Une comparaison avec les éditions antérieures, notamment celle de Radt, présentée à juste titre comme une mine de conjectures éclairantes sur le texte (p. CLXVII), permet de donner quelques exemples d’interventions de l’éditeur : en 1, 15, C691, dans un passage très débattu par ses prédécesseurs, il propose l’addition de la particule ἣ, préférée notamment pour des raisons paléographiques ; en 1, 24, C695, il suit Groskurd en suppléant θάλπει, qui a pu disparaître au dernier vers, et en 1, 60, C714 προκαλεῖσθαι à la suite de Bernardakis, par comparaison avec I, 2, 8. Certaines attributions de Radt sont corrigées par une lecture plus approfondie des témoins : par exemple, en 2, 14, C726, ποιήσασα n’est pas une correction de Kramer, mais la leçon de Π.
Dans l’économie générale de la Géographie, le livre XV est le second livre consacré à l’Asie transtaurique : après la côte de l’Asie mineure (de la Ionie à la Cilicie et à Chypre) au livre XIV, il traite, en trois chapitres de dimensions très inégales, de l’Inde (chap. 1, les deux tiers du livre), de l’Ariane (chap. 2) et de la Perse (chap. 3, deux fois la valeur du précédent).
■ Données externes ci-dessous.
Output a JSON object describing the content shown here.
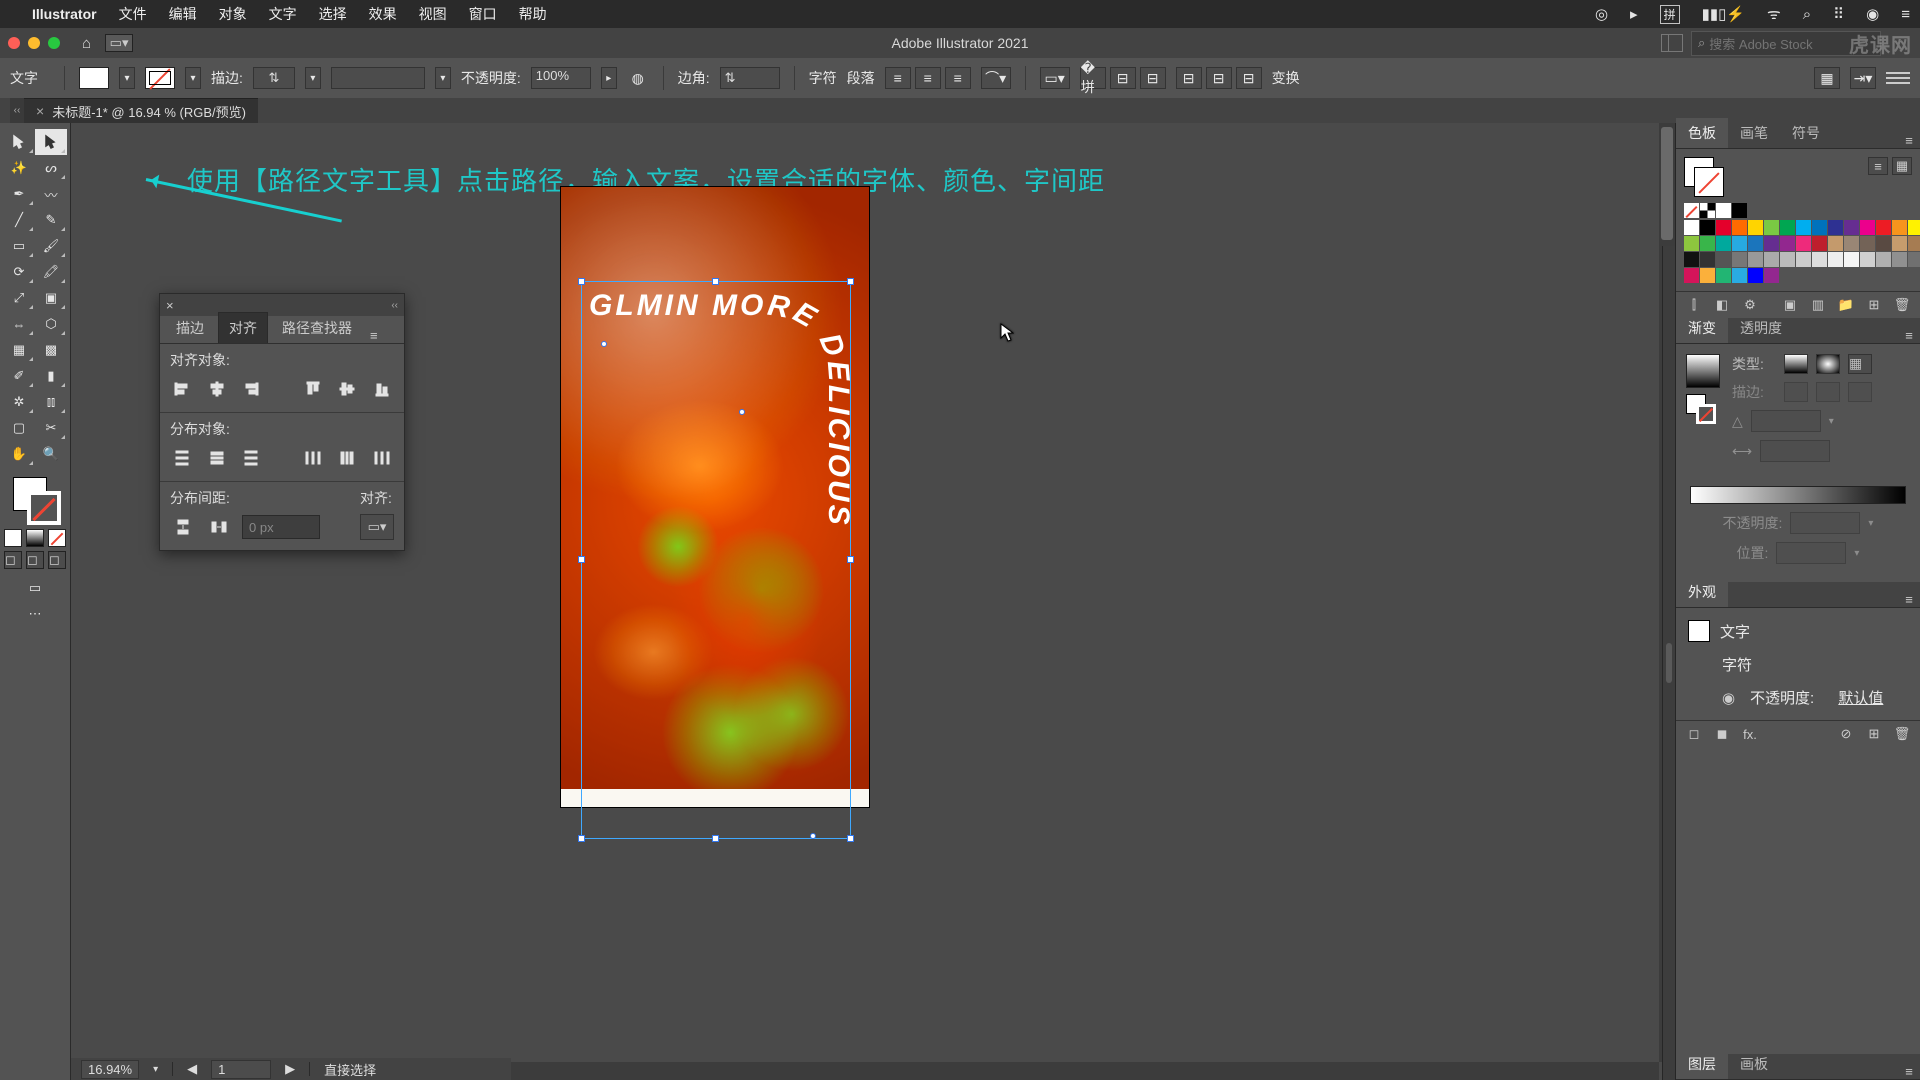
{
  "menubar": {
    "app": "Illustrator",
    "items": [
      "文件",
      "编辑",
      "对象",
      "文字",
      "选择",
      "效果",
      "视图",
      "窗口",
      "帮助"
    ],
    "right_icons": [
      "record",
      "play",
      "ime",
      "battery",
      "wifi",
      "search",
      "control",
      "siri",
      "notifications"
    ],
    "ime_label": "拼"
  },
  "chrome": {
    "title": "Adobe Illustrator 2021",
    "search_placeholder": "搜索 Adobe Stock",
    "watermark": "虎课网"
  },
  "control": {
    "mode": "文字",
    "stroke_label": "描边:",
    "stroke_value": "",
    "opacity_label": "不透明度:",
    "opacity_value": "100%",
    "corner_label": "边角:",
    "corner_value": "",
    "char_label": "字符",
    "para_label": "段落",
    "transform_label": "变换"
  },
  "doc_tab": {
    "name": "未标题-1* @ 16.94 % (RGB/预览)"
  },
  "status": {
    "zoom": "16.94%",
    "artboard_nav": "1",
    "tool_hint": "直接选择"
  },
  "annotation": {
    "text": "使用【路径文字工具】点击路径，输入文案，设置合适的字体、颜色、字间距"
  },
  "artwork": {
    "path_text": "GLMIN  MORE  DELICIOUS"
  },
  "align_panel": {
    "tabs": [
      "描边",
      "对齐",
      "路径查找器"
    ],
    "active_tab": 1,
    "section_align": "对齐对象:",
    "section_distribute": "分布对象:",
    "section_spacing": "分布间距:",
    "align_to_label": "对齐:",
    "spacing_value": "0 px"
  },
  "swatches": {
    "tabs": [
      "色板",
      "画笔",
      "符号"
    ],
    "colors_row1": [
      "#ffffff",
      "#000000",
      "#e4002b",
      "#ff6a00",
      "#ffd400",
      "#7ac943",
      "#00a651",
      "#00aeef",
      "#0072bc",
      "#2e3192",
      "#662d91",
      "#ec008c",
      "#ed1c24",
      "#f7941d",
      "#fff200"
    ],
    "colors_row2": [
      "#8dc63e",
      "#39b54a",
      "#00a99d",
      "#27aae1",
      "#1b75bc",
      "#652d90",
      "#92278f",
      "#ee2a7b",
      "#be1e2d",
      "#c49a6c",
      "#998675",
      "#736357",
      "#594a42",
      "#c69c6d",
      "#a67c52"
    ],
    "colors_row3": [
      "#111111",
      "#333333",
      "#555555",
      "#777777",
      "#999999",
      "#aaaaaa",
      "#bbbbbb",
      "#cccccc",
      "#dddddd",
      "#eeeeee",
      "#f5f5f5",
      "#d0d0d0",
      "#b0b0b0",
      "#909090",
      "#707070"
    ],
    "colors_row4": [
      "#d4145a",
      "#fbb03b",
      "#22b573",
      "#29abe2",
      "#0000ff",
      "#93278f"
    ]
  },
  "gradient_panel": {
    "tabs": [
      "渐变",
      "透明度"
    ],
    "type_label": "类型:",
    "stroke_label": "描边:",
    "opacity_label": "不透明度:",
    "position_label": "位置:"
  },
  "appearance_panel": {
    "tab": "外观",
    "object_type": "文字",
    "char_label": "字符",
    "opacity_label": "不透明度:",
    "opacity_value": "默认值"
  },
  "layers_panel": {
    "tabs": [
      "图层",
      "画板"
    ]
  }
}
L’ample introduction définit tout d’abord, avec leurs dénominations d’aujourd’hui, les régions embrassées par Strabon : pour l’Inde il s’agit du Panjab, du Sind, puis à l’est des régions gangétiques et du royaume des Maurya, pour l’Ariane de l’actuel Afghanistan, de la partie occidentale du Pakistan et de la partie orientale de l’Iran ; la Perse décrite est essentiellement la Susiane. Ensuite, après avoir donné en détail le plan de chaque partie, l’auteur aborde la question de la date de composition de la Géographie, qui a été très discutée (p. XVII-XXII). Le livre XV ne permet guère de trancher sur ce point : le seul événement clairement daté est l’ambassade indienne reçue par Auguste en 20 av. J.C. (1, 4 et 73), mais comme Strabon la mentionne en citant Nicolas de Damas, dont l’écrit est de peu postérieur à la mort d’Hérode, la date la plus tardive possible doit tomber dans les premières années de Tibère ; la référence à Nicolas de Damas laisse aussi supposer une seconde phase de composition, ou du moins un ajout postérieur.
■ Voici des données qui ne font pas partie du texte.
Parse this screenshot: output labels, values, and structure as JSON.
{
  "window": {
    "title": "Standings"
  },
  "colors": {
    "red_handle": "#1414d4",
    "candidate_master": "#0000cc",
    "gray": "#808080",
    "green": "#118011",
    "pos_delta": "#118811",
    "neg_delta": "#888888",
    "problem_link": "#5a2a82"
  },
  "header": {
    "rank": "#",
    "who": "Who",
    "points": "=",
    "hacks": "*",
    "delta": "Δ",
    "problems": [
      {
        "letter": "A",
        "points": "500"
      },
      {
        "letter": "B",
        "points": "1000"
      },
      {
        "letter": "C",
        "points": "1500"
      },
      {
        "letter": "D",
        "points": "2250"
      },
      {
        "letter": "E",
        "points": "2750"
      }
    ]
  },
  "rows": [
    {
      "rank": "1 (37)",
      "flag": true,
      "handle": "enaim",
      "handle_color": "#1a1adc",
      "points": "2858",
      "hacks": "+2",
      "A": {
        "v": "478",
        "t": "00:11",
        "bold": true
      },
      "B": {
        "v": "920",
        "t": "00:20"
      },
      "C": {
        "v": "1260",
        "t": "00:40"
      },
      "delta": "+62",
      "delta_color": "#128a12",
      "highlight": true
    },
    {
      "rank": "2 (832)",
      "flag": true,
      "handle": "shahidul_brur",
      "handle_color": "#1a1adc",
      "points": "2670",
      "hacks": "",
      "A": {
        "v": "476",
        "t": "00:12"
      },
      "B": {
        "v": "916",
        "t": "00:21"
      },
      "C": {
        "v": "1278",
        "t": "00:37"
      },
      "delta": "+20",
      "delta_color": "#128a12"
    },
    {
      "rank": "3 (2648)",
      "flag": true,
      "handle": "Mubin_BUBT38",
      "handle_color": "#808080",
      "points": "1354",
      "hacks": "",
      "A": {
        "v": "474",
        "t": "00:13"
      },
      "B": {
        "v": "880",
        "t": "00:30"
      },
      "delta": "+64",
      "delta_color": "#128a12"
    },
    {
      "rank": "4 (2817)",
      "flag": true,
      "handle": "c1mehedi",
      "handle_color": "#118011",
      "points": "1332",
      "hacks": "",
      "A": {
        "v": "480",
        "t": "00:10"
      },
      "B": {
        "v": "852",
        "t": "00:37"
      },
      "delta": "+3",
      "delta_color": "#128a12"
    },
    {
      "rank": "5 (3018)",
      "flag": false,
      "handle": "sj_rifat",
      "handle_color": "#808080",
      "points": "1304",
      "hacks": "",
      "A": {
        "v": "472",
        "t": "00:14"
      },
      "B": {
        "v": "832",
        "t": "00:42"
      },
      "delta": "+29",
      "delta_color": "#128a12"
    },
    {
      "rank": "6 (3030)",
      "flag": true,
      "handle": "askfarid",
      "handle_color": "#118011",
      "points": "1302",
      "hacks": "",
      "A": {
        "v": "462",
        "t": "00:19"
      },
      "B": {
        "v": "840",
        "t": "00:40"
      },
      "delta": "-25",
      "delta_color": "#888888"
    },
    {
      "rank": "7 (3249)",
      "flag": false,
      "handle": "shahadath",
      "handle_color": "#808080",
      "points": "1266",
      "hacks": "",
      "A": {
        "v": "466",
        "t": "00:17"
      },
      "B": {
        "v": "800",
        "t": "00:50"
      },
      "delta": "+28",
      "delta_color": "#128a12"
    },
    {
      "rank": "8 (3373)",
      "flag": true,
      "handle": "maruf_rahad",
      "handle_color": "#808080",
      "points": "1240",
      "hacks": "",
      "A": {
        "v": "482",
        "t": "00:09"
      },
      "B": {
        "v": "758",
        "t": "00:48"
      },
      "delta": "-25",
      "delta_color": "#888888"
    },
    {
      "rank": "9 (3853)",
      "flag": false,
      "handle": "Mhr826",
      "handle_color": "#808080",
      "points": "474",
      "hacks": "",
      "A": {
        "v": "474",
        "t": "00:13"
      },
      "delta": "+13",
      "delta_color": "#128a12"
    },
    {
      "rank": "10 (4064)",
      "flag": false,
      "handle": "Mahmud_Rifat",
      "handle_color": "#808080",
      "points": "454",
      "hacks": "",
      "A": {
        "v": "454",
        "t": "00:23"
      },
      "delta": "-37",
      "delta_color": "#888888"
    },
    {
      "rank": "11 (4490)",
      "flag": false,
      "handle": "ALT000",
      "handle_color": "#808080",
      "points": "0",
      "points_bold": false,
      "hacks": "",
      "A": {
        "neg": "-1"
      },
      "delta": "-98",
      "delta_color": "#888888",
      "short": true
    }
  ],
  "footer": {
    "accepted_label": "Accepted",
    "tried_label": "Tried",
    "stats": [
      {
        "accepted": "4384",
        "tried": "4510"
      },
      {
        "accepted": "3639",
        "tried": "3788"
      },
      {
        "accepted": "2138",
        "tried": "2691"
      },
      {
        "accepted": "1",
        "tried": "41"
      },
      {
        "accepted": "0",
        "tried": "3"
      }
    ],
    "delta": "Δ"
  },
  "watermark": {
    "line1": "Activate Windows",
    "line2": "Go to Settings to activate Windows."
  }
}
Il existait des traditions grecques relatives à l’Inde – Skylax, Hécatée de Milet, Hérodote : Strabon n’en a rien retenu, ses sources remontant toutes aux compagnons d’Alexandre – Onésicrite, Néarque, Aristobule – et à Mégasthène ; il a aussi utilisé l’interprétation scientifique qu’Ératosthène avait faite de leurs données. L’auteur consacre donc plusieurs pages à ces sources, que Strabon lui-même critique férocement au début de ce livre, en les traitant de pseudologoi et en soulignant leurs contradictions, mais qu’il n’en utilise pas moins, en recourant pour cela au critère de la vraisemblance. L’apport de chacune de ces sources est détaillé, ainsi que celui de quelques autres et des informations à caractère autoptique. L’auteur analyse le traitement fait par Strabon de ces sources et son actualisation de données anciennes. Il donne ensuite une vue synthétique des données géographiques et ethnographiques du livre XV en jugeant de la qualité de son information, en en relevant les découvertes, les approximations ou les inexactitudes, mais aussi les idéalisations, les procédés adoptés pour helléniser des réalités inconnues du monde grec.
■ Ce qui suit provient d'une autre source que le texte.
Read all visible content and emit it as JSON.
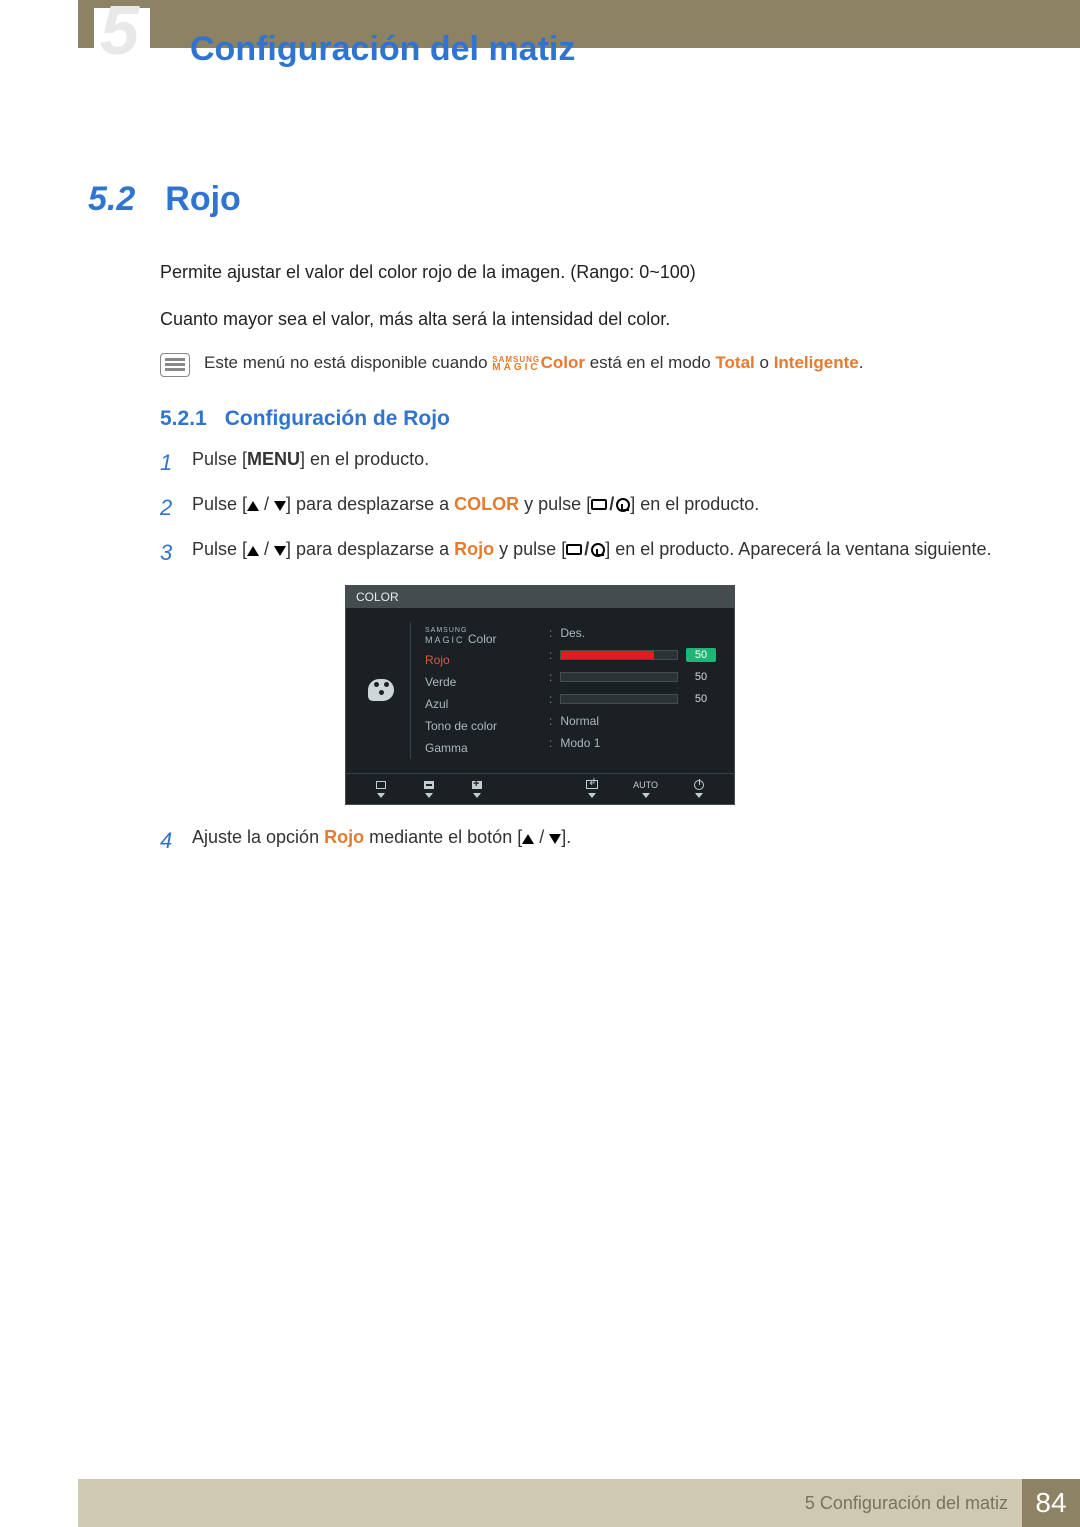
{
  "header": {
    "chapter_ghost": "5",
    "chapter_title": "Configuración del matiz"
  },
  "section": {
    "number": "5.2",
    "title": "Rojo",
    "para1": "Permite ajustar el valor del color rojo de la imagen. (Rango: 0~100)",
    "para2": "Cuanto mayor sea el valor, más alta será la intensidad del color."
  },
  "note": {
    "pre": "Este menú no está disponible cuando ",
    "brand_top": "SAMSUNG",
    "brand_bottom": "MAGIC",
    "brand_suffix": "Color",
    "mid": " está en el modo ",
    "mode1": "Total",
    "or": " o ",
    "mode2": "Inteligente",
    "end": "."
  },
  "subsection": {
    "number": "5.2.1",
    "title": "Configuración de Rojo"
  },
  "steps": {
    "s1": {
      "n": "1",
      "a": "Pulse [",
      "menu": "MENU",
      "b": "] en el producto."
    },
    "s2": {
      "n": "2",
      "a": "Pulse [",
      "b": "] para desplazarse a ",
      "target": "COLOR",
      "c": " y pulse [",
      "d": "] en el producto."
    },
    "s3": {
      "n": "3",
      "a": "Pulse [",
      "b": "] para desplazarse a ",
      "target": "Rojo",
      "c": " y pulse [",
      "d": "] en el producto. Aparecerá la ventana siguiente."
    },
    "s4": {
      "n": "4",
      "a": "Ajuste la opción ",
      "target": "Rojo",
      "b": " mediante el botón [",
      "c": "]."
    }
  },
  "osd": {
    "title": "COLOR",
    "magic_top": "SAMSUNG",
    "magic_bottom": "MAGIC",
    "magic_suffix": " Color",
    "rows": {
      "magic_value": "Des.",
      "rojo": {
        "label": "Rojo",
        "value": "50",
        "fill_pct": 80
      },
      "verde": {
        "label": "Verde",
        "value": "50"
      },
      "azul": {
        "label": "Azul",
        "value": "50"
      },
      "tono": {
        "label": "Tono de color",
        "value": "Normal"
      },
      "gamma": {
        "label": "Gamma",
        "value": "Modo 1"
      }
    },
    "footer_auto": "AUTO"
  },
  "footer": {
    "text": "5 Configuración del matiz",
    "page": "84"
  }
}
La traduction est la première traduction française depuis celle donnée par Amédée Tardieu au XIXe siècle. Elle est suivie d’une annotation abondante et de qualité, nourrie d’une bibliographie elle aussi copieuse. Elle fait souvent le point, offrant une synthèse à jour, sur diverses questions abordées par le texte, ainsi sur les expéditions d’Héraclès et de Dionysos en Inde, sur Taprobane, les Cathéens, les Malles, les groupes sociaux de l’Inde, les monstres qui peuplaient celle-ci (Pygmées, animaux fantastiques), les divers catégories de brahmanes et leurs doctrines—celles-ci présentées avec un habit grec. Les données sur les brahmanes auront une longue postérité dans des textes mettant en scène les rencontres, brièvement évoquées par Strabon, entre Alexandre et les ascètes indiens : un Pseudo-Arrien, dialogue fictif entre Alexandre et des brahmanes (texte d’origine cynico-stoïcienne, du début du II e siècle, et transmis pour l’essentiel par le Papyrus de Genève inv. 271), un traité sur Les mœurs des brahmanes dû à Palladios—probablement l’évêque d’Hélénopolis (fin IV e s.)—, qui se sert du précédent tout en le christianisant, et la Collatio Alexandri et Dindimi (début V e s.), correspondance tout aussi fictive entre Alexandre et un brahmane.8 Pour les spécialistes de ces textes, pour ceux qui s’attachent à l’étude de la Géographie, à ses sources et à sa postérité, la lecture du livre XV édité ici est fondamentale.
Notes
1. Édition du livre XVII (tome XV) : première partie par B. Laudenbach (2015) ; seconde partie par B. Laudenbach et J. Desanges (2014).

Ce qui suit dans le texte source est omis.